Céluta s’avança vers lui. « Te voilà, ma fille, lui dit-il d’une voix pleine d’une douceur inaccoutumée ; j’allais chez toi, mais, puisque nous sommes auprès de la cabane de ton frère, arrêtons-nous là. Le vieux chasseur commence à trouver la course un peu longue ; il se repose partout où il rencontre un abri. »

Touchée du changement du vieillard, et attendrie par sa bonté, Céluta entra, avec son frère et son oncle, dans la cabane déserte. Ils furent obligés de s’asseoir sur le sol humide : « C’est ma couche de tous les jours, dit Adario ; il faut que je m’habitue à la terre. »

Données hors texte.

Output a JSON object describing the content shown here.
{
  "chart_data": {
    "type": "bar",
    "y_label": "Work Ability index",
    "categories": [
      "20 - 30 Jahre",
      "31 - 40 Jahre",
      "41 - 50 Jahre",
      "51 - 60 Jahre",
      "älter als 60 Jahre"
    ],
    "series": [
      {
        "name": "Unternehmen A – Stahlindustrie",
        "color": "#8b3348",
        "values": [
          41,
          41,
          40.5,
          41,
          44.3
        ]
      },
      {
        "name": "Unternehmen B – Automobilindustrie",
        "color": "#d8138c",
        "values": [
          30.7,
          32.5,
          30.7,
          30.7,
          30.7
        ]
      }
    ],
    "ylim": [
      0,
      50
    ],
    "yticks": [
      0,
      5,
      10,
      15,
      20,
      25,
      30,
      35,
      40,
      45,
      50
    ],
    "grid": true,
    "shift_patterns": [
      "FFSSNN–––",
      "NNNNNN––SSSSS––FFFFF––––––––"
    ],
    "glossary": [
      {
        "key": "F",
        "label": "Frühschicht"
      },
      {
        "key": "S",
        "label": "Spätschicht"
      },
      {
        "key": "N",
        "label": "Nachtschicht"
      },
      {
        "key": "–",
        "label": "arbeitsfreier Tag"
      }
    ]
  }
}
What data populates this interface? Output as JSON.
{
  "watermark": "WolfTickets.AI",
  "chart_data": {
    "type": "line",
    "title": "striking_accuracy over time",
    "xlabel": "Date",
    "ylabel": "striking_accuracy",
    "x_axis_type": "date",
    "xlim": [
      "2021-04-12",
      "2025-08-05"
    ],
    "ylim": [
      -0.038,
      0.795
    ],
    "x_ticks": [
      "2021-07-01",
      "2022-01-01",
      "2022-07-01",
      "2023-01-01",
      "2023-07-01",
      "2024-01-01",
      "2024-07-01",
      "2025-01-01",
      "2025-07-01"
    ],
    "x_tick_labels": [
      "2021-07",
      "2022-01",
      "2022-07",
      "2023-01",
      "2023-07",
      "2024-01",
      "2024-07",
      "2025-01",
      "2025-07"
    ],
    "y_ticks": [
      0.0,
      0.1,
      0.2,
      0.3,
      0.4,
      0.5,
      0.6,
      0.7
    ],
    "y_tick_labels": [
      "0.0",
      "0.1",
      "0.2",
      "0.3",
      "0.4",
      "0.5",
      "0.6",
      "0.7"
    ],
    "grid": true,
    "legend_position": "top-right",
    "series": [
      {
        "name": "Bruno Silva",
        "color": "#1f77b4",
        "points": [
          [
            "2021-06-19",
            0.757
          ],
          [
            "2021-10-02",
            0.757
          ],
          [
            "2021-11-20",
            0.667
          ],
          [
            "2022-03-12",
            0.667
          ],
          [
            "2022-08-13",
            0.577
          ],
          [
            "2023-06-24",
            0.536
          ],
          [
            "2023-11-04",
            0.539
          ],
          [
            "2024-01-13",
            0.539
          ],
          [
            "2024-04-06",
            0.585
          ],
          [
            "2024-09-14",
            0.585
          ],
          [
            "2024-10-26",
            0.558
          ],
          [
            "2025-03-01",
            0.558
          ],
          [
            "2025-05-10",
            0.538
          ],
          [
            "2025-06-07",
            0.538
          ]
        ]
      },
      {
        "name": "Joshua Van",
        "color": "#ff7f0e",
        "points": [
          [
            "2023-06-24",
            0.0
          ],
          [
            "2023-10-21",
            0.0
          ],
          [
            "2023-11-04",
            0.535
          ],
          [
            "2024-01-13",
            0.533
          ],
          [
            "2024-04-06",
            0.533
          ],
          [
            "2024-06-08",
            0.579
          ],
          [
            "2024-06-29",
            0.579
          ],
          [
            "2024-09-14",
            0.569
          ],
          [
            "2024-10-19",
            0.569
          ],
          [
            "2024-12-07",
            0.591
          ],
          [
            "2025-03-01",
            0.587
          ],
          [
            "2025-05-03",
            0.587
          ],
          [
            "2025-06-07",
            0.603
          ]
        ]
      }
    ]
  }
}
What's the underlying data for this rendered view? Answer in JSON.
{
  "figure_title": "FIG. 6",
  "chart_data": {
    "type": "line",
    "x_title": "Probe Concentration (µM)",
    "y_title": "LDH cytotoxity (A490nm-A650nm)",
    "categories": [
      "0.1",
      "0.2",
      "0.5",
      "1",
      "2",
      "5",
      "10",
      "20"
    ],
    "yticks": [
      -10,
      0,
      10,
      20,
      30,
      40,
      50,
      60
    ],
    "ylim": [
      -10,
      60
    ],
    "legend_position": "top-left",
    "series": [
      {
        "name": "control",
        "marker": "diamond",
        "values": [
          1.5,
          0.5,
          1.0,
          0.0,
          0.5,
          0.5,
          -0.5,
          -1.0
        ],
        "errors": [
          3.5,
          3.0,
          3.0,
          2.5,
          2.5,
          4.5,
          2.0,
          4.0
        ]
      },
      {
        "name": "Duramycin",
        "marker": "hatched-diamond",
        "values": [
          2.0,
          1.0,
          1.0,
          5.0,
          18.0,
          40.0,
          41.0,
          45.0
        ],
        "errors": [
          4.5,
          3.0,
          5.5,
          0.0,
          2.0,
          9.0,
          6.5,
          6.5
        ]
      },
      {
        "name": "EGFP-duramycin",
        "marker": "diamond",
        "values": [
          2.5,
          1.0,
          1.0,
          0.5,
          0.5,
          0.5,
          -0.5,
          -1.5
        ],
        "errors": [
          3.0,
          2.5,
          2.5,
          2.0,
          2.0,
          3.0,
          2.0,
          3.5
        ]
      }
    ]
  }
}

Incertain, pour la première fois de sa vie, le sachem avait l’air de rassembler ses pensées, de chercher ses paroles. Outougamiz, se réveillant comme d’un songe, et reconnaissant le lieu où il était, dit en secouant la tête : « Adario, tu n’es pas prudent de m’avoir amené ici : tu veux que je tue René, et c’est ici même que je lui ai juré une amitié éternelle. J’ai juré depuis, il est vrai, que je le tuerais ; mais, dis-moi, auquel des deux serments dois-je être fidèle ? N’est-ce pas au premier ?

— C’est à ta patrie que tu as fait le dernier, répliqua Adario, et tu l’as prononcé sur les os de tes aïeux.

— Sur des ossements apportés par le jongleur, répondit Outougamiz ; mais étaient-ce ceux de mes ancêtres ? J’ai voulu connaître la vérité. Je suis allé cette nuit sur la tombe de mon père ; je me suis couché sur le gazon. j’ai prêté l’oreille ; mon père était dans sa tombe, car je l’entendais creuser avec ses mains pour venir vers moi. La couche de poussière, entre nous deux, n’était pas plus épaisse qu’une feuille de platane. Je sentais mon cœur refroidir à mesure que le cœur du mort s’approchait de ma poitrine ; il me communiquait ses glaces. J’étais calme et heureux : c’était comme le sommeil.

— Insensé ! s’écria Adario, ton amitié t’égare.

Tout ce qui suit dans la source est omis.